The CEA’s analysis looks at several common theories behind why so many American men have dropped out of the job market. Legions of women have joined the workforce since the 1950s, when about one-third of them had a job or were looking for one. Women’s participation rate topped 50 percent in the late 1970s and peaked at about 60 percent in the early 2000s. Perhaps fewer men are working because their wives are bringing home the bacon instead.

But the share of women in the workforce also has decreased significantly since the recession. And the CEA found that less than a quarter of prime-age men who are not in the labor force have a working spouse -- and that number has actually declined over the past 50 years.


Economists have posited that Social Security Disability Insurance could be incentivizing men to enroll in government assistance rather than look for work. The number of disability insurance recipients has risen by 2 percent since the late 1960s, not enough to account for the much greater drop in the male workforce. The CEA estimates that the increase in disability insurance explains only about half a percentage point of the decline in the male participation rate.

Instead, the CEA concludes that the problem is one of education and the erosion of demand for low-skilled workers. More than 90 percent of college-educated men are in the workforce, compared with 83 percent of those with a high school diploma or less. It’s a theme seen time and again in our increasingly globalized and high-tech economy: Blue-collar jobs that were once the cornerstone of the middle class get outsourced or replaced by automation.


There’s a ripple effect, too. When a manufacturing plant shuts down, for example, the laid-off employees may wind up in lower-skilled jobs, displacing those workers and potentially forcing them out of the labor market.

The lower the wage, the more likely workers are to pass up the job altogether. The CEA looked at state-level data and found that among the bottom 10 percent of wage earners, a $1,000 increase in annual income boosted the participation rate by 0.16 percent for prime-age men.

“When the returns to work for those at the bottom of the wage distribution are particularly low, more prime-age men choose not to participate in the labor force,” the report states.

The report also explores one more unorthodox explanation: the high number of men who have been incarcerated. The CEA notes that the U.S. prison population has grown significantly since 1990 and is far above that of any other developed country.


People in prison are not counted as part of the population for the purposes of labor market statistics. At first blush, that would actually boost the participation rate: A smaller population means the share in the workforce is larger. But in reality, there are immense and well-documented barriers to the job market for workers once they leave prison. And the gloomy prospects of the formerly incarcerated outweigh the statistical benefit of having a large prison population.

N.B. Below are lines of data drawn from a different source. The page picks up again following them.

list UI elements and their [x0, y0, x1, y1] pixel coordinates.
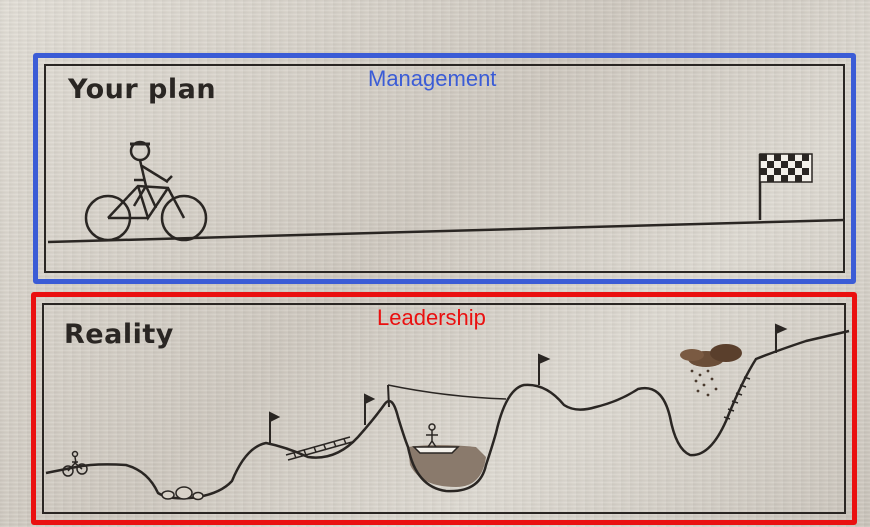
reality-frame	[42, 303, 846, 514]
storm-cloud-icon	[680, 344, 742, 397]
rope-line	[387, 384, 507, 400]
finish-flag-icon	[758, 153, 813, 220]
cyclist-icon	[62, 450, 88, 477]
flag-icon	[538, 353, 551, 385]
cliff-hatch	[723, 376, 751, 420]
plan-ground-line	[47, 218, 845, 244]
flag-icon	[269, 411, 281, 445]
reality-scene	[45, 323, 850, 501]
reality-terrain-line	[45, 329, 850, 500]
water-pit	[408, 445, 486, 487]
flag-icon	[775, 323, 788, 353]
plan-panel: Your plan Management	[33, 53, 856, 284]
management-label: Management	[368, 66, 497, 91]
rocks-icon	[161, 486, 204, 501]
reality-panel: Reality Leadership	[31, 292, 857, 525]
plan-frame	[44, 64, 845, 273]
flag-icon	[364, 393, 376, 425]
boat-icon	[412, 423, 460, 454]
bridge-icon	[285, 436, 353, 461]
rope-post	[387, 384, 390, 408]
reality-title: Reality	[64, 319, 174, 350]
plan-scene	[47, 140, 845, 244]
cyclist-icon	[84, 140, 208, 242]
leadership-label: Leadership	[377, 305, 486, 330]
plan-title: Your plan	[68, 74, 217, 105]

Of course, the CEA argues that White House proposals -- from familiar positions such as raising the minimum wage and expanding the earned-income tax credit to wonkier ones such as reforming community colleges and flexibility in claiming unemployment benefits -- can help more men return to the workforce.

But the bigger question is whether there is really a way to reverse the tide, or if the best hope is to merely mitigate the pain. For 60 years, economists have debated the answer. And still, the share of men in the workforce continues to shrink.